Once, alerted by an oddly disturbing giggle he had, we discovered him with a girl in the backyard, playing a game, he said, of tracing outlines. Ian was tracing the girl's outline against a wall, and when we found him his hands were between her legs.

She was clearly ill at ease and felt there was something not quite right about this game, but was probably too young to know how to object. There were also a couple of instances of him exposing himself, which he always explained away as a mistake or an accident. We kept a closer eye on him.

A pattern began to emerge, a picture of Ian that the social workers either hadn't noticed or hadn't told us about. He craved the company of girls, and because of his appearance and his seemingly unthreatening feminine demeanour, they tolerated him at first. He didn't just want to be with them, however, he had to do something to them. He grabbed one little girl by her hood and smashed her face against a wall. Though he claimed she had hit him, there had been no provocation; in fact she had ignored him, which for him was the same thing.

He followed another child along the road, screaming obscenities until she was hysterical and ran panic-stricken to her home. Unluckily for Ian, her brothers were there and they beat him up.

Then one Saturday morning he leapt on my youngest daughter as they watched television with the other children. He pinned her on the slope of the settee, got on top of her and put his hand up her nightie. All the time he giggled, that laugh we had come to recognise when he was up to no good with girls.

First he said my daughter had challenged him to a fight, then he said he had been 'giving her a tickle'; he felt absolutely no shame or remorse.
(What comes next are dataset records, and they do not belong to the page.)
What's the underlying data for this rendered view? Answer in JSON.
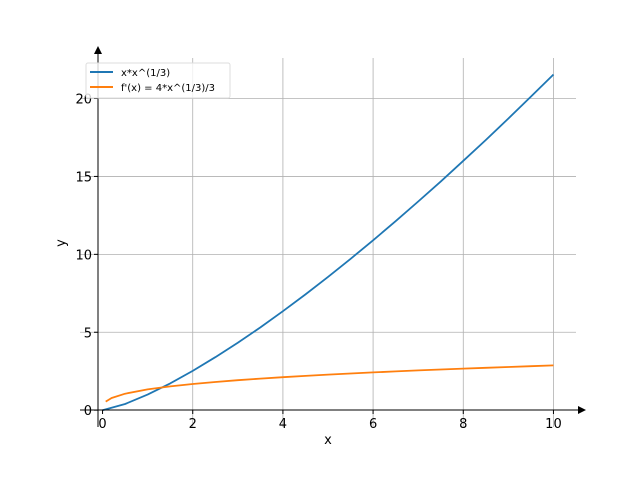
{
  "chart_data": {
    "type": "line",
    "title": "",
    "xlabel": "x",
    "ylabel": "y",
    "xlim": [
      -0.5,
      10.5
    ],
    "ylim": [
      -1.08,
      22.6
    ],
    "grid": true,
    "legend_position": "top-left",
    "xticks": [
      0,
      2,
      4,
      6,
      8,
      10
    ],
    "xtick_labels": [
      "0",
      "2",
      "4",
      "6",
      "8",
      "10"
    ],
    "yticks": [
      0,
      5,
      10,
      15,
      20
    ],
    "ytick_labels": [
      "0",
      "5",
      "10",
      "15",
      "20"
    ],
    "series": [
      {
        "name": "x*x^(1/3)",
        "color": "#1f77b4",
        "x": [
          0,
          0.5,
          1,
          1.5,
          2,
          2.5,
          3,
          3.5,
          4,
          4.5,
          5,
          5.5,
          6,
          6.5,
          7,
          7.5,
          8,
          8.5,
          9,
          9.5,
          10
        ],
        "y": [
          0,
          0.397,
          1,
          1.717,
          2.52,
          3.4,
          4.327,
          5.314,
          6.35,
          7.43,
          8.55,
          9.71,
          10.9,
          12.13,
          13.39,
          14.67,
          16,
          17.34,
          18.72,
          20.12,
          21.54
        ]
      },
      {
        "name": "f'(x) = 4*x^(1/3)/3",
        "color": "#ff7f0e",
        "x": [
          0.07,
          0.2,
          0.5,
          1,
          1.5,
          2,
          2.5,
          3,
          3.5,
          4,
          4.5,
          5,
          5.5,
          6,
          6.5,
          7,
          7.5,
          8,
          8.5,
          9,
          9.5,
          10
        ],
        "y": [
          0.55,
          0.78,
          1.058,
          1.333,
          1.526,
          1.68,
          1.81,
          1.923,
          2.024,
          2.117,
          2.201,
          2.28,
          2.354,
          2.423,
          2.489,
          2.551,
          2.61,
          2.667,
          2.721,
          2.773,
          2.824,
          2.873
        ]
      }
    ]
  }
}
The incident fitted into the general picture. He abused girls in whatever way they were most vulnerable, what he did to them depended on what kind of children they were.

We then requested the social workers to remove him and prepared a detailed, written report on his time with our family. We said he was not suitable for adoption because his difficulties were severe and deeply ingrained. In our opinion he needed long-term therapy. If not, we were convinced we would see his name again someday, for attacking and possibly killing females, young or adult. We were so concerned, that we requested that our report be given to any family asked to take him in the future.
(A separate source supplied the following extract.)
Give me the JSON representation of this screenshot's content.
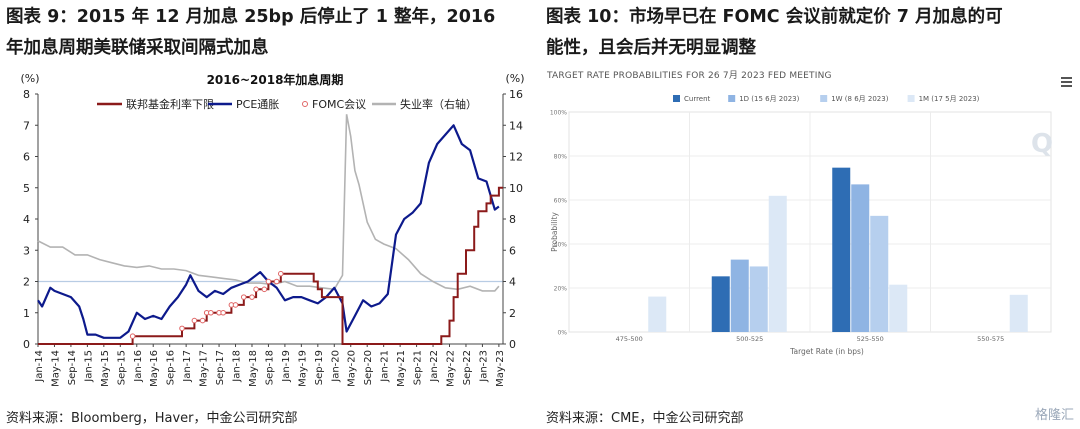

The reaction of the social workers was entirely predictable. Part of the dogma is that every child has an inalienable right to a family, and any family is better than none. This leads to the belief that no child is a lost cause, which is as unrealistic as it is absurd. There are children who are so damaged that they are unable to form relationships or handle the intimacies of family life. Ian fitted the bill in every particular.
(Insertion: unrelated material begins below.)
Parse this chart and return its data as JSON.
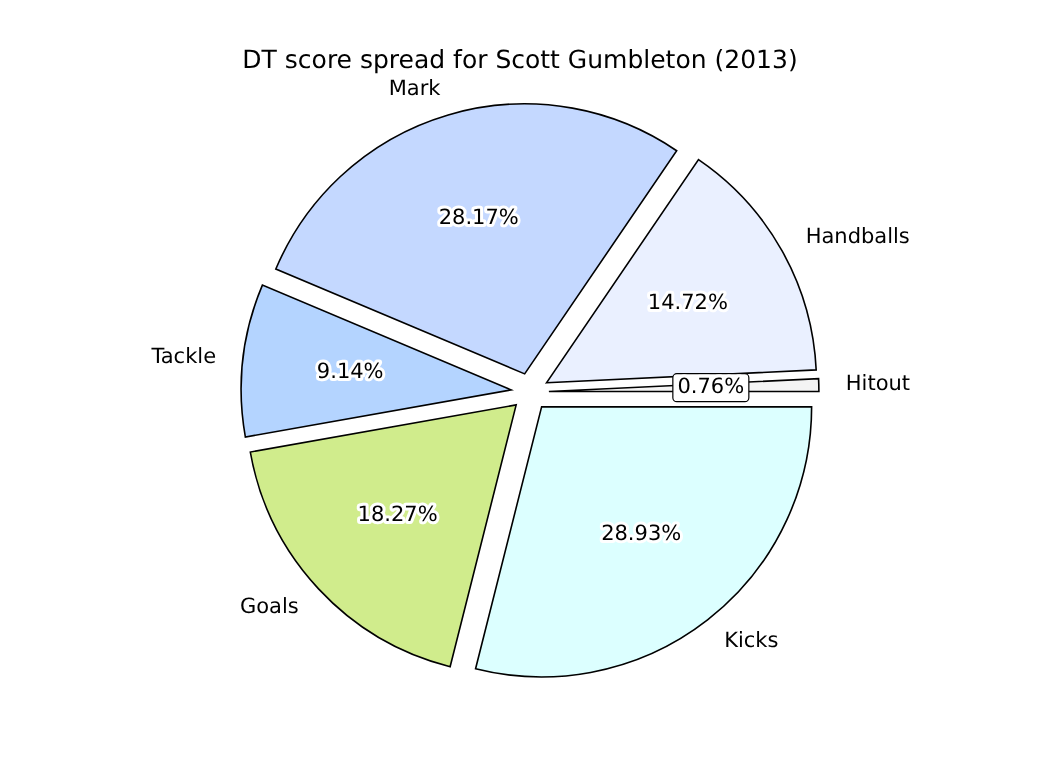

The social workers' only way of dealing with the situation was to defend themselves and to say that we were to blame. They decided we simply didn't like the child, and that was why we had put in such a bad report, to blacken his name. We thought we were appealing for help for him before it was too late.

Fostering is supposed to be an equal partnership between carers and social workers, but it can't be if the social workers hold all the power. After this experience, we decided never to foster again.

A psychologist who saw Ian at our request formed the opinion that he had been sexually abused at some stage, and he confirmed the child's sadistic attitude to people. What Ian needed, he said, was ongoing therapy with parents who were really therapists, and while therapy was progressing, he should not have unsupervised access to girls.

Three years later we have heard that he has been placed with another family, but I would be willing to bet anything that his new carers haven't been given access to our report.

When he leaves the care system in years to come I have no doubt that girls will continue to absorb Ian, though he may have progressed to women by then. I fear his name will crop up in police reports, and some other bereaved and haunted mother may well ask why he didn't receive treatment, and why, like Robert Black, he was allowed to roam the streets.